Markdown

--- description: globs: alwaysApply: false ---

XXE Prevention

These rules apply to all code that parses or processes XML, regardless of language or framework, including AI-generated code.

All violations must include a clear explanation of which rule was triggered and why, to help developers understand and fix the issue effectively. Generated code must not violate these rules. If a rule is violated, a comment must be added explaining the issue and suggesting a correction.

1. Disable DTDs and External Entities

  • **Rule:** XML parsers must have Document Type Definitions (DTDs) disabled and must not resolve external entities.
  • **Example (unsafe, Python with lxml):**
  from lxml import etree
  etree.fromstring(user_xml)  # External entities allowed ➜ XXE
  • **Example (safe, Python using defusedxml):**
  from defusedxml.ElementTree import fromstring
  fromstring(user_xml)  # External entities blocked

2. Use Secure Parser Features / Libraries

  • **Rule:** Choose parsers with XXE protection by default (e.g., `defusedxml` in Python, `XMLInputFactory` with `XMLConstants.FEATURE_SECURE_PROCESSING` in Java). Verify that features to disallow external DTDs and entities are enabled.

3. Restrict Schema and XInclude Processing

  • **Rule:** Do not allow remote or file-based schema, XInclude, or XSLT processing on untrusted XML unless explicitly required and properly sandboxed.
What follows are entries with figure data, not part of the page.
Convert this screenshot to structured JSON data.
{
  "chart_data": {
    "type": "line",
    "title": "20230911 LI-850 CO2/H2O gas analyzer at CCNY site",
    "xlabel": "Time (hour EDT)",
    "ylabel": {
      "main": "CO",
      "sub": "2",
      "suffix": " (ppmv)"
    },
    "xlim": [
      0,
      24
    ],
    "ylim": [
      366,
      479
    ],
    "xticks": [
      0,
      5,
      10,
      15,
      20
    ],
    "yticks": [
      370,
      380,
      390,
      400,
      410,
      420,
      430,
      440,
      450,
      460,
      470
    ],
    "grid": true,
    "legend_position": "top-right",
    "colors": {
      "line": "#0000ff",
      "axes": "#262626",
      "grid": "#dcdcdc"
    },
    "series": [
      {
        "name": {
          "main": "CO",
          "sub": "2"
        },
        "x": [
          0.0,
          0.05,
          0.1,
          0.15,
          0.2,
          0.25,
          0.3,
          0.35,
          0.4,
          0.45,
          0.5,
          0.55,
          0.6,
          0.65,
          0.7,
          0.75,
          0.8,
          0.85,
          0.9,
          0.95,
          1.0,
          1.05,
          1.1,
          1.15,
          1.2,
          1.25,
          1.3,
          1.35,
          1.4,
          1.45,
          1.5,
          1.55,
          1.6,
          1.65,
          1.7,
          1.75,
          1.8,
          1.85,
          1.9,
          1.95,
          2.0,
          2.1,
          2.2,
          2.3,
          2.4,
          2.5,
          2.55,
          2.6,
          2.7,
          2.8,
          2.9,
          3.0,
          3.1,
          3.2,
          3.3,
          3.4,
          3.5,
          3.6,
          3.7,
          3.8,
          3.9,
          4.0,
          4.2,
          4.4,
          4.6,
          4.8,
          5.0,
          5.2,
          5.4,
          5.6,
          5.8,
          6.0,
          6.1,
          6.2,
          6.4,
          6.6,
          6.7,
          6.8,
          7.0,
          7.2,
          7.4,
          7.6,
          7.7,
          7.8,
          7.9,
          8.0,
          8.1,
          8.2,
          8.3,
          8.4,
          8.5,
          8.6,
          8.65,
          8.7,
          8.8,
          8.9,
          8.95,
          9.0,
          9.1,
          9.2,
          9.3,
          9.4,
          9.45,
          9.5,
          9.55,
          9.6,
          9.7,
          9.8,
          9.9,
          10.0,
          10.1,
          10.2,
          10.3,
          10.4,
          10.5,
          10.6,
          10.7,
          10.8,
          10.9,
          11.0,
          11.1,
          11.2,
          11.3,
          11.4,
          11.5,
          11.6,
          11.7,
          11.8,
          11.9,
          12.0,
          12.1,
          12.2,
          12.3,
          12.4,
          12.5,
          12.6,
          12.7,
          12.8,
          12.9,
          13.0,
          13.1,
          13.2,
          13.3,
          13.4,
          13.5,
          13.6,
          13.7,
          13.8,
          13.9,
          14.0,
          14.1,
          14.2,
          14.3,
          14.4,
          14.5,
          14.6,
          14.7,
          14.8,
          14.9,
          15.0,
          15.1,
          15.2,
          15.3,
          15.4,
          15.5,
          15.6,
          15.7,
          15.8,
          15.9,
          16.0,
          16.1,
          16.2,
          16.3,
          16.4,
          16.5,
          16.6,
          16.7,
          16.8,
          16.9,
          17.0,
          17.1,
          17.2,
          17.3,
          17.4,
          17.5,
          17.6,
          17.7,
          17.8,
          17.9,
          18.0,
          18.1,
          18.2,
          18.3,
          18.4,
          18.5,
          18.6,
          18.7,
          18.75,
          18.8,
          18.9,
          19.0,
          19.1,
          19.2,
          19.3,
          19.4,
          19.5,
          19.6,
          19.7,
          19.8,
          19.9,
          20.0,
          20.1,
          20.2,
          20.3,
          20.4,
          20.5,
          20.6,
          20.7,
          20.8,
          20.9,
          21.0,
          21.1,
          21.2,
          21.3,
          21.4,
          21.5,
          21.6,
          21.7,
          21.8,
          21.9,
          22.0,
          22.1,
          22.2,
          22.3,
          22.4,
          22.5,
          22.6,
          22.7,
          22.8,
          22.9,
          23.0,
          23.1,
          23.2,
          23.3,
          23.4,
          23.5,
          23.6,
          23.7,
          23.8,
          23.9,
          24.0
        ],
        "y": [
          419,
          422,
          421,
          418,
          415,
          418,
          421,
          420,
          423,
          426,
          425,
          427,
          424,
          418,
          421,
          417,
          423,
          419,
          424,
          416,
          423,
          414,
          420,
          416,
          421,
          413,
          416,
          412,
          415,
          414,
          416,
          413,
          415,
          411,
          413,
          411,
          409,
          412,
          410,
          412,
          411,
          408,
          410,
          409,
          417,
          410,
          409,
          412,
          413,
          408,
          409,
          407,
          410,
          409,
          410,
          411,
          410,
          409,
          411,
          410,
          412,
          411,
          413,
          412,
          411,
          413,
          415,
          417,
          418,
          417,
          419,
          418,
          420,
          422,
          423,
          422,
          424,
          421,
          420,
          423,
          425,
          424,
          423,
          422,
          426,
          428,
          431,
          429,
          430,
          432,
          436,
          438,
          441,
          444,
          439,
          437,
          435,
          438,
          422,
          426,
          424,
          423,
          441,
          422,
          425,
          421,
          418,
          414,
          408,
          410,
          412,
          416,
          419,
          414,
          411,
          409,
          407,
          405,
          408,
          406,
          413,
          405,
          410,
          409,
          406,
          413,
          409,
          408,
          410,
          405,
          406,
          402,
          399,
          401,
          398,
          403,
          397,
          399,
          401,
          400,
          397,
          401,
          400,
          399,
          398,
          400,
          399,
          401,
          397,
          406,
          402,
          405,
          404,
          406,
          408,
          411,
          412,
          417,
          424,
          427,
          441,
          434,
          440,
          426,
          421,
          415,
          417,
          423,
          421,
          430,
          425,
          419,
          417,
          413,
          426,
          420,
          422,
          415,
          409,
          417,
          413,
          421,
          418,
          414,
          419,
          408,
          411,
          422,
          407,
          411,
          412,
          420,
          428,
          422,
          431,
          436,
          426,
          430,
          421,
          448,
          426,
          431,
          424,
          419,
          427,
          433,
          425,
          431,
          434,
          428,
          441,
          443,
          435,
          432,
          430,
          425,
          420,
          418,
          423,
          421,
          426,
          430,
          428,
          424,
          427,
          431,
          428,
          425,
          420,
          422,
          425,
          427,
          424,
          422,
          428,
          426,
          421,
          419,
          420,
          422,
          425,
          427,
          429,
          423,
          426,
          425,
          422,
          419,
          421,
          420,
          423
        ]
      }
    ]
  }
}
4. Limit Resource Consumption

  • **Rule:** Configure parser limits (file size, entity expansion depth, timeouts) to prevent Billion Laughs and Quadratic Blow-up DoS attacks.

5. Validate and Sanitize Input Before Processing

  • **Rule:** Validate XML against a known schema or allow-list of expected elements. Reject unexpected or malformed content early.

6. Avoid Logging Sensitive XML Content

  • **Rule:** Do not log raw XML that may contain credentials, personal data, or other sensitive information.

7. Keep Parser Libraries Patched

  • **Rule:** Regularly update XML libraries to incorporate security patches that address newly discovered parser flaws.